The concept is fine. The reality might be a farce.
Yet another bureaucratic burden on advice practices and licensees. On it’s own, probably not too onerous. But given that financial planning practices are already drowning in regulation and bureaucracy, very few are likely to take on “L Plate” advisers.
Anyone thinking of starting a new career in financial planning now must be mad. Do accountancy instead. Easier to qualify. Easier to get a job. A fraction of the compliance and bureaucracy.
Financial Advice RIP 😥 = Death buy 1,000,000 cuts of over the top red tape regulation !!!!!!!!!
New regulation must only be introduced as an old piece is eliminated.
This ever increases bureaucracy is beyond belief.
These dickheads are joking aren’t they?
FASEA should be made to keep a log book of how much freaking time they have wasted – nearly 2 years and still going to results we still don’t have certainty on.
How much wasted time for FASEA and the whole industry having to fight back as they started with absurd positions like:
1) any degree over 10 years old will not count for anything.
2) past industry qualifications will not count for anything.
3) every adviser must do a full new degree. etc etc
What a complete waste of all our time this farcical process has been and continues to be.
[b]Show us your LOG BOOK FASEA !!!!!!!!!!!!!!!!!!!!!! [/b]
and the jokes keep on coming.
This is just ridiculous. I wonder if any small to medium advice firms will want to take on “New Advisers” with the threat of severe penalties. I would have thought these firms would be doing the industry a favour rather than putting them under additional pressure of employment, supervision, education, super, workers comp, annual leave, sick leave, – Australian small business is just being smashed.
who has time to do all this and pay this person a wage?? Is this the standard amongst other professions? so you are paying a wage to someone that actually can not perform any duties and then paying someone to supervise?
yes the accountants are already doing this. 3 years of mentorship that requires keeping a log book
Yes But they don’t have the mountain of other red tape to deal with as well!
Its just outrageous!!!!
Are these incompetent idiots off their faces with some wacky, mine altering drugs?
This seems to be what CPA do when they mentor new accountants, not sure if it is a bad thing or not?
they seem to manage it ok so why cant we?
More absolute wank in a fucked industry
Wow. Craziness at its best.
what is that so concerning to the professor here. As professional accountants, we do timesheet every day. I suggest that timesheet should be done by all financial planners, not only for CPD purpose but also using it as a tool of monitoring how planners utilise their time.

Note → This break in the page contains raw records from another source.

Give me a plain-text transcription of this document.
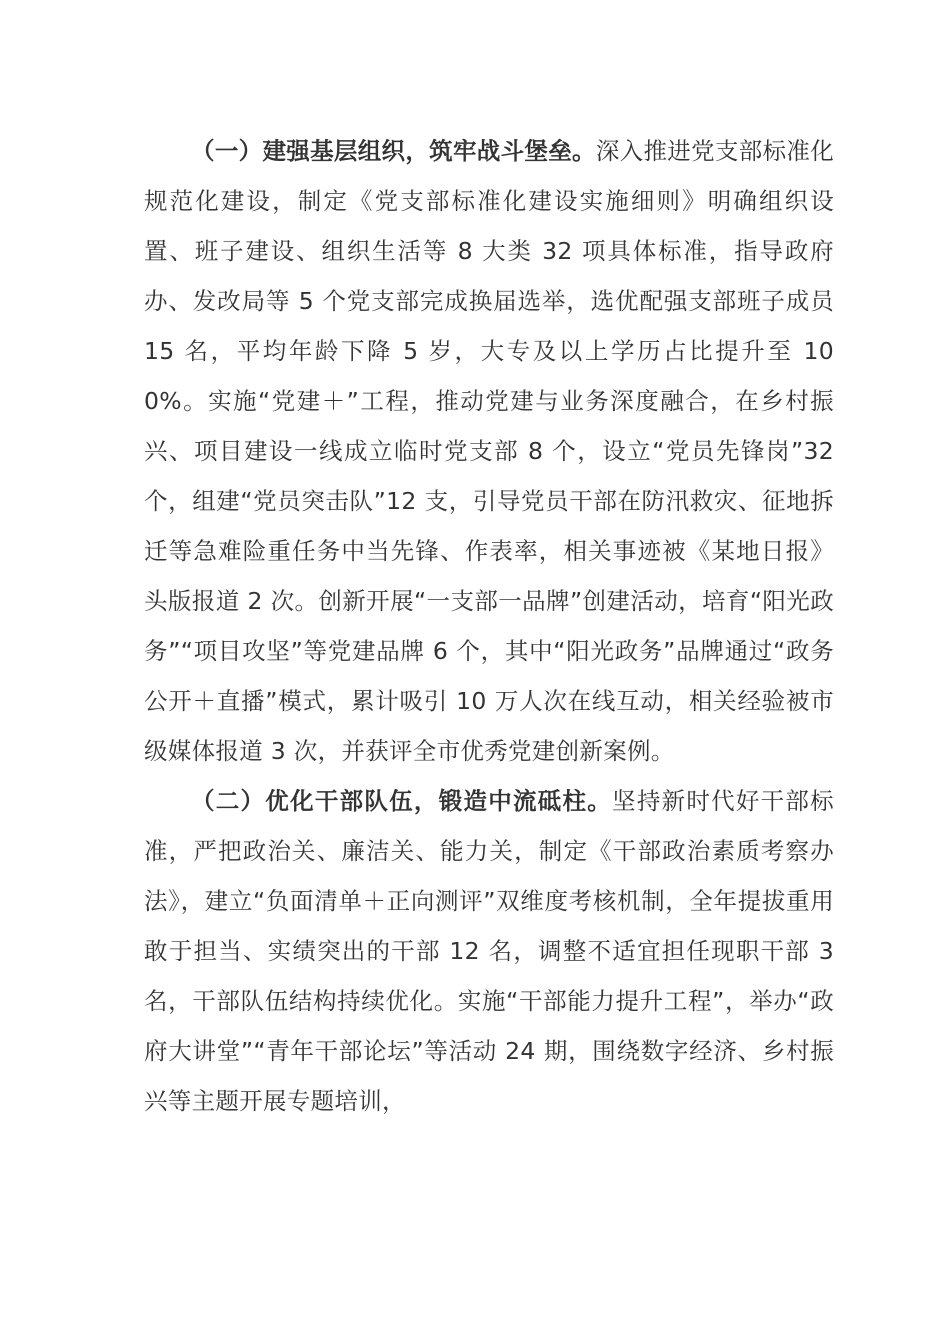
（一）建强基层组织，筑牢战斗堡垒。深入推进党支部标准化规范化建设，制定《党支部标准化建设实施细则》明确组织设置、班子建设、组织生活等 8 大类 32 项具体标准，指导政府办、发改局等 5 个党支部完成换届选举，选优配强支部班子成员 15 名，平均年龄下降 5 岁，大专及以上学历占比提升至 100%。实施“党建＋”工程，推动党建与业务深度融合，在乡村振兴、项目建设一线成立临时党支部 8 个，设立“党员先锋岗”32 个，组建“党员突击队”12 支，引导党员干部在防汛救灾、征地拆迁等急难险重任务中当先锋、作表率，相关事迹被《某地日报》头版报道 2 次。创新开展“一支部一品牌”创建活动，培育“阳光政务”“项目攻坚”等党建品牌 6 个，其中“阳光政务”品牌通过“政务公开＋直播”模式，累计吸引 10 万人次在线互动，相关经验被市级媒体报道 3 次，并获评全市优秀党建创新案例。

（二）优化干部队伍，锻造中流砥柱。坚持新时代好干部标准，严把政治关、廉洁关、能力关，制定《干部政治素质考察办法》，建立“负面清单＋正向测评”双维度考核机制，全年提拔重用敢于担当、实绩突出的干部 12 名，调整不适宜担任现职干部 3 名，干部队伍结构持续优化。实施“干部能力提升工程”，举办“政府大讲堂”“青年干部论坛”等活动 24 期，围绕数字经济、乡村振兴等主题开展专题培训，
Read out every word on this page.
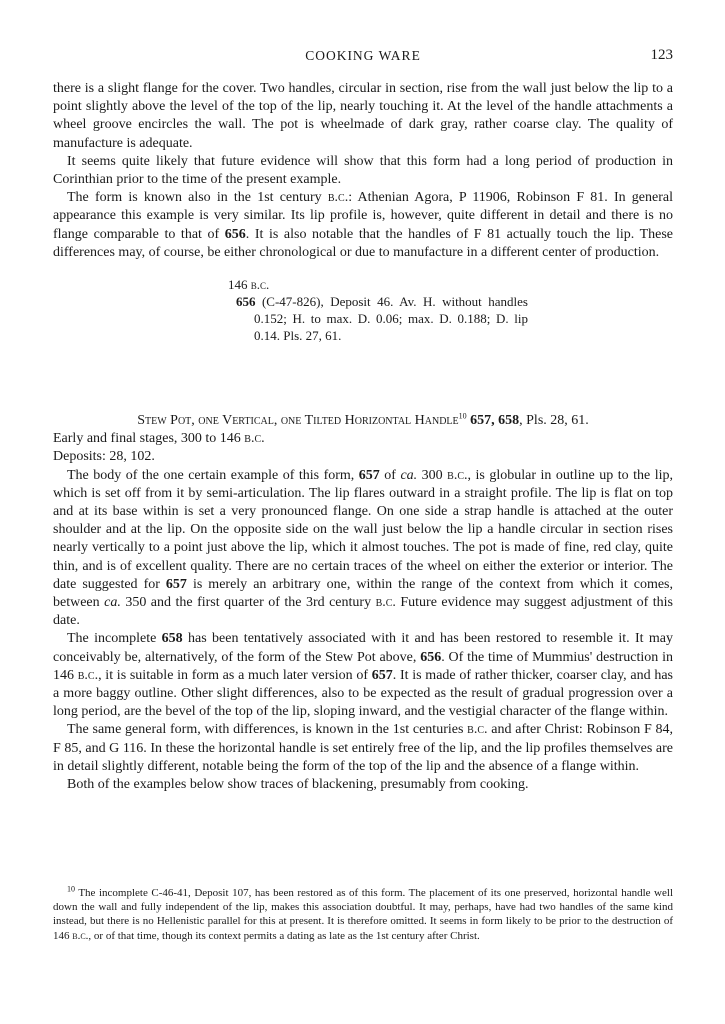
COOKING WARE	123

there is a slight flange for the cover. Two handles, circular in section, rise from the wall just below the lip to a point slightly above the level of the top of the lip, nearly touching it. At the level of the handle attachments a wheel groove encircles the wall. The pot is wheelmade of dark gray, rather coarse clay. The quality of manufacture is adequate.

It seems quite likely that future evidence will show that this form had a long period of production in Corinthian prior to the time of the present example.

The form is known also in the 1st century b.c.: Athenian Agora, P 11906, Robinson F 81. In general appearance this example is very similar. Its lip profile is, however, quite different in detail and there is no flange comparable to that of 656. It is also notable that the handles of F 81 actually touch the lip. These differences may, of course, be either chronological or due to manufacture in a different center of production.

146 b.c.
656 (C-47-826), Deposit 46. Av. H. without handles 0.152; H. to max. D. 0.06; max. D. 0.188; D. lip 0.14. Pls. 27, 61.
Stew Pot, one Vertical, one Tilted Horizontal Handle$^{10}$ 657, 658, Pls. 28, 61.

Early and final stages, 300 to 146 b.c.

Deposits: 28, 102.

The body of the one certain example of this form, 657 of ca. 300 b.c., is globular in outline up to the lip, which is set off from it by semi-articulation. The lip flares outward in a straight profile. The lip is flat on top and at its base within is set a very pronounced flange. On one side a strap handle is attached at the outer shoulder and at the lip. On the opposite side on the wall just below the lip a handle circular in section rises nearly vertically to a point just above the lip, which it almost touches. The pot is made of fine, red clay, quite thin, and is of excellent quality. There are no certain traces of the wheel on either the exterior or interior. The date suggested for 657 is merely an arbitrary one, within the range of the context from which it comes, between ca. 350 and the first quarter of the 3rd century b.c. Future evidence may suggest adjustment of this date.

The incomplete 658 has been tentatively associated with it and has been restored to resemble it. It may conceivably be, alternatively, of the form of the Stew Pot above, 656. Of the time of Mummius' destruction in 146 b.c., it is suitable in form as a much later version of 657. It is made of rather thicker, coarser clay, and has a more baggy outline. Other slight differences, also to be expected as the result of gradual progression over a long period, are the bevel of the top of the lip, sloping inward, and the vestigial character of the flange within.

The same general form, with differences, is known in the 1st centuries b.c. and after Christ: Robinson F 84, F 85, and G 116. In these the horizontal handle is set entirely free of the lip, and the lip profiles themselves are in detail slightly different, notable being the form of the top of the lip and the absence of a flange within.

Both of the examples below show traces of blackening, presumably from cooking.

$^{10}$ The incomplete C-46-41, Deposit 107, has been restored as of this form. The placement of its one preserved, horizontal handle well down the wall and fully independent of the lip, makes this association doubtful. It may, perhaps, have had two handles of the same kind instead, but there is no Hellenistic parallel for this at present. It is therefore omitted. It seems in form likely to be prior to the destruction of 146 b.c., or of that time, though its context permits a dating as late as the 1st century after Christ.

Accountants do time sheets so the firm knows who to bill the time to! Nothing to do with development and training.
Yeah, great. Time based charging? An industry model that’s been superceded by value-based charging. Recording people’s time is less effective than recording people’s actions and the revenue that they bring into the business.
Accounting and Law use outdated “time” charging models and then scratch their heads when they aren’t used in every other profession.
I agree with TT on this one, particularly using timesheets as a monitoring/productivity device for practices (just good business sense). By contrast to the other changes going on within the FP industry (which are justifiably upsetting), this is actually nothing in the scheme of things.